Termination of Labor Agreements. Under Russia’s Labor Code, general reasons for termination of a labor agreement are:

  • agreement of all sides of a labor agreement;
  • expiration of the term of a labor agreement, except in cases where the labor relationship is actually continuing and neither side requested the termination of the contract;
  • termination of a labor agreement upon the employee’s initiative;
  • termination of a labor agreement upon the employer’s initiative;
  • transition of an employee to a job for a different employer or the transition to an elected job on the employee’s request or consent;
  • the refusal of an employee to continue performing his or her job functions because of the change of ownership of the organization, change of jurisdiction of an organization or the restructuring of an organization;
  • the refusal of an employee to continue performing his or her job functions because of changes in significant conditions of a labor agreement;
  • the refusal of an employee to transfer to a different job position because of the state of his or her health according to the results of a medical examination;
  • the refusal of an employee to transfer to a different job position because of transferring of the employer to a different region;
  • circumstances not depending on the will of sides; and
  • violation of regulations of the conclusion of a labor agreement, specified in Russia’s Labor code, or in other federal laws, if the violation excludes a possibility of the continuation of performing job functions.

Labor contracts can only be terminated for reasons set forth in the Labor Code, which provides many obligations of employers, and rights of employees, depending on the reasons for an employee’s separation.
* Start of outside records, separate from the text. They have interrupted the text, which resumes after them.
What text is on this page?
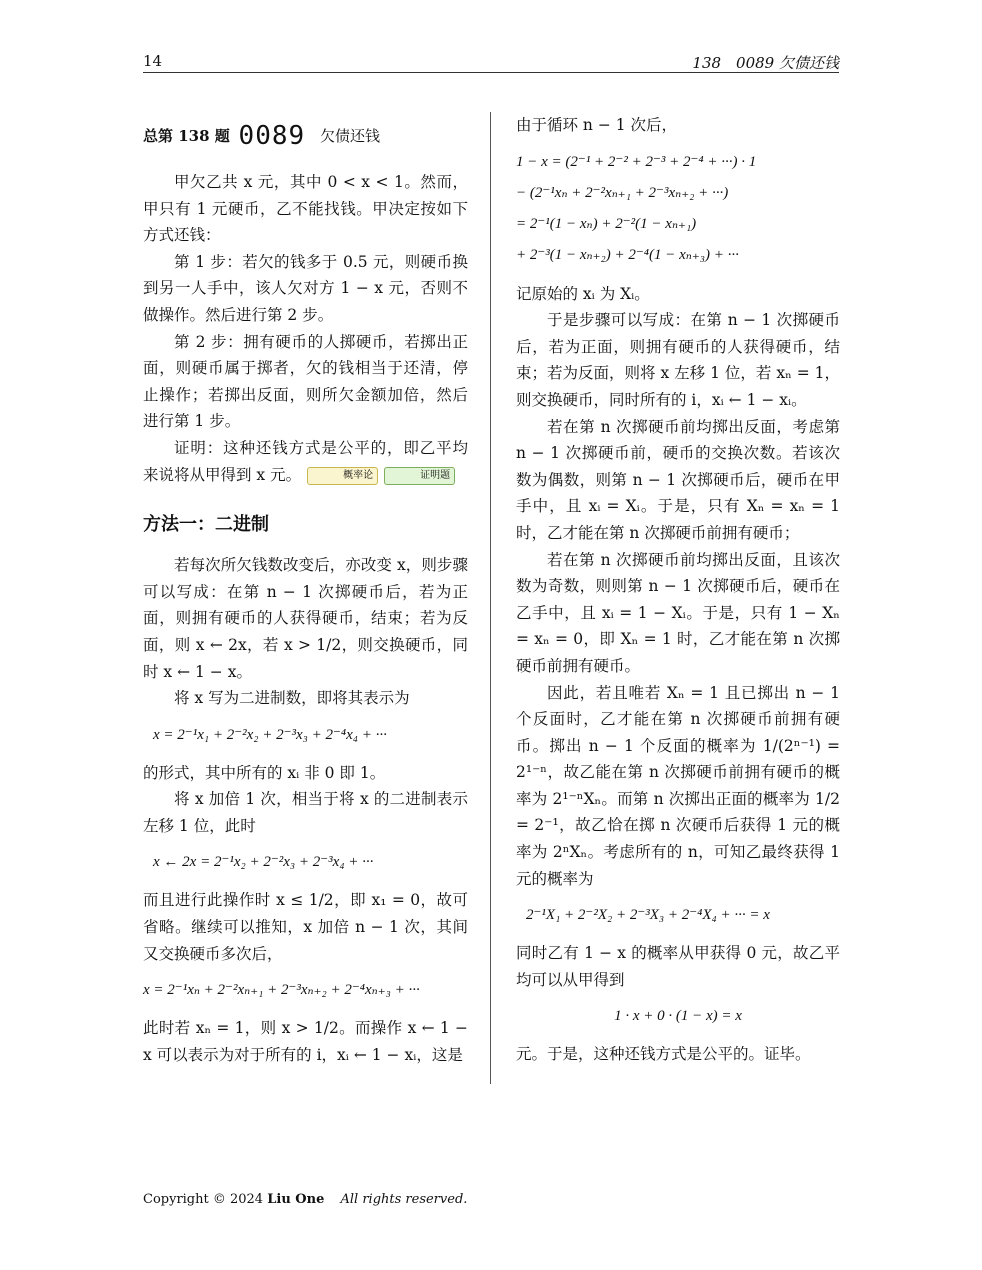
14	138　0089 欠债还钱
总第 138 题 0089 欠债还钱

甲欠乙共 x 元，其中 0 < x < 1。然而，甲只有 1 元硬币，乙不能找钱。甲决定按如下方式还钱：

第 1 步：若欠的钱多于 0.5 元，则硬币换到另一人手中，该人欠对方 1 − x 元，否则不做操作。然后进行第 2 步。

第 2 步：拥有硬币的人掷硬币，若掷出正面，则硬币属于掷者，欠的钱相当于还清，停止操作；若掷出反面，则所欠金额加倍，然后进行第 1 步。

证明：这种还钱方式是公平的，即乙平均来说将从甲得到 x 元。	概率论	证明题

方法一：二进制

若每次所欠钱数改变后，亦改变 x，则步骤可以写成：在第 n − 1 次掷硬币后，若为正面，则拥有硬币的人获得硬币，结束；若为反面，则 x ← 2x，若 x > 1/2，则交换硬币，同时 x ← 1 − x。

将 x 写为二进制数，即将其表示为

x = 2⁻¹x₁ + 2⁻²x₂ + 2⁻³x₃ + 2⁻⁴x₄ + ···

的形式，其中所有的 xᵢ 非 0 即 1。

将 x 加倍 1 次，相当于将 x 的二进制表示左移 1 位，此时

x ← 2x = 2⁻¹x₂ + 2⁻²x₃ + 2⁻³x₄ + ···

而且进行此操作时 x ≤ 1/2，即 x₁ = 0，故可省略。继续可以推知，x 加倍 n − 1 次，其间又交换硬币多次后，

x = 2⁻¹xₙ + 2⁻²xₙ₊₁ + 2⁻³xₙ₊₂ + 2⁻⁴xₙ₊₃ + ···

此时若 xₙ = 1，则 x > 1/2。而操作 x ← 1 − x 可以表示为对于所有的 i，xᵢ ← 1 − xᵢ，这是

由于循环 n − 1 次后，

1 − x = (2⁻¹ + 2⁻² + 2⁻³ + 2⁻⁴ + ···) · 1
− (2⁻¹xₙ + 2⁻²xₙ₊₁ + 2⁻³xₙ₊₂ + ···)
= 2⁻¹(1 − xₙ) + 2⁻²(1 − xₙ₊₁)
+ 2⁻³(1 − xₙ₊₂) + 2⁻⁴(1 − xₙ₊₃) + ···

记原始的 xᵢ 为 Xᵢ。

于是步骤可以写成：在第 n − 1 次掷硬币后，若为正面，则拥有硬币的人获得硬币，结束；若为反面，则将 x 左移 1 位，若 xₙ = 1，则交换硬币，同时所有的 i，xᵢ ← 1 − xᵢ。

若在第 n 次掷硬币前均掷出反面，考虑第 n − 1 次掷硬币前，硬币的交换次数。若该次数为偶数，则第 n − 1 次掷硬币后，硬币在甲手中，且 xᵢ = Xᵢ。于是，只有 Xₙ = xₙ = 1 时，乙才能在第 n 次掷硬币前拥有硬币；

若在第 n 次掷硬币前均掷出反面，且该次数为奇数，则则第 n − 1 次掷硬币后，硬币在乙手中，且 xᵢ = 1 − Xᵢ。于是，只有 1 − Xₙ = xₙ = 0，即 Xₙ = 1 时，乙才能在第 n 次掷硬币前拥有硬币。

因此，若且唯若 Xₙ = 1 且已掷出 n − 1 个反面时，乙才能在第 n 次掷硬币前拥有硬币。掷出 n − 1 个反面的概率为 1/(2ⁿ⁻¹) = 2¹⁻ⁿ，故乙能在第 n 次掷硬币前拥有硬币的概率为 2¹⁻ⁿXₙ。而第 n 次掷出正面的概率为 1/2 = 2⁻¹，故乙恰在掷 n 次硬币后获得 1 元的概率为 2ⁿXₙ。考虑所有的 n，可知乙最终获得 1 元的概率为

2⁻¹X₁ + 2⁻²X₂ + 2⁻³X₃ + 2⁻⁴X₄ + ··· = x

同时乙有 1 − x 的概率从甲获得 0 元，故乙平均可以从甲得到

1 · x + 0 · (1 − x) = x

元。于是，这种还钱方式是公平的。证毕。

Copyright © 2024 Liu One All rights reserved.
The following provides some further key information on separation of employees.

  • Fixed-term agreements are terminated at the end of the valid term, although employees must be warned about the expiration of the agreement in writing no later than three days prior to an employee’s dismissal.
  • Some of the specific reasons an employer may terminate a labor agreement of an employee are as follows: repeated non-fulfillment of job functions by an employee without excuse, if the employee has received a disciplinary punishment; a single violation of job duties by an employee for reasons such as truancy (absence from work without a reasonable excuse for a period longer than four consecutive hours during a working day); appearing in the workplace in a state of alcoholic, narcotic or other intoxication; or the unauthorized disclosure of a secret protected by law that was learned by the employee because of his or her job functions.
  • Employees whose labor contracts are cancelled in connection with the liquidation of an organization or the reduction of the number of permanent staff are generally entitled to a dismissal allowance in the amount of a worker’s average monthly wages until he or she obtains other employment, up to a period of two months from the date of dismissal.
  • Employees are generally entitled to a dismissal allowance in the amount of two weeks of the employee’s average wages when the employee’s contract is cancelled for a number of reasons, such as:  the employee’s non-conforming to the post held or the work being done due to the employee’s poor health which hinders him or her from fulfilling the job; or the employee’s refusal to be transferred due to the employer’s move to another location.

DISCLAIMER: Because of the generality of this update, the information provided herein may not be applicable in all situations and should not be acted upon without specific legal advice based on particular situations.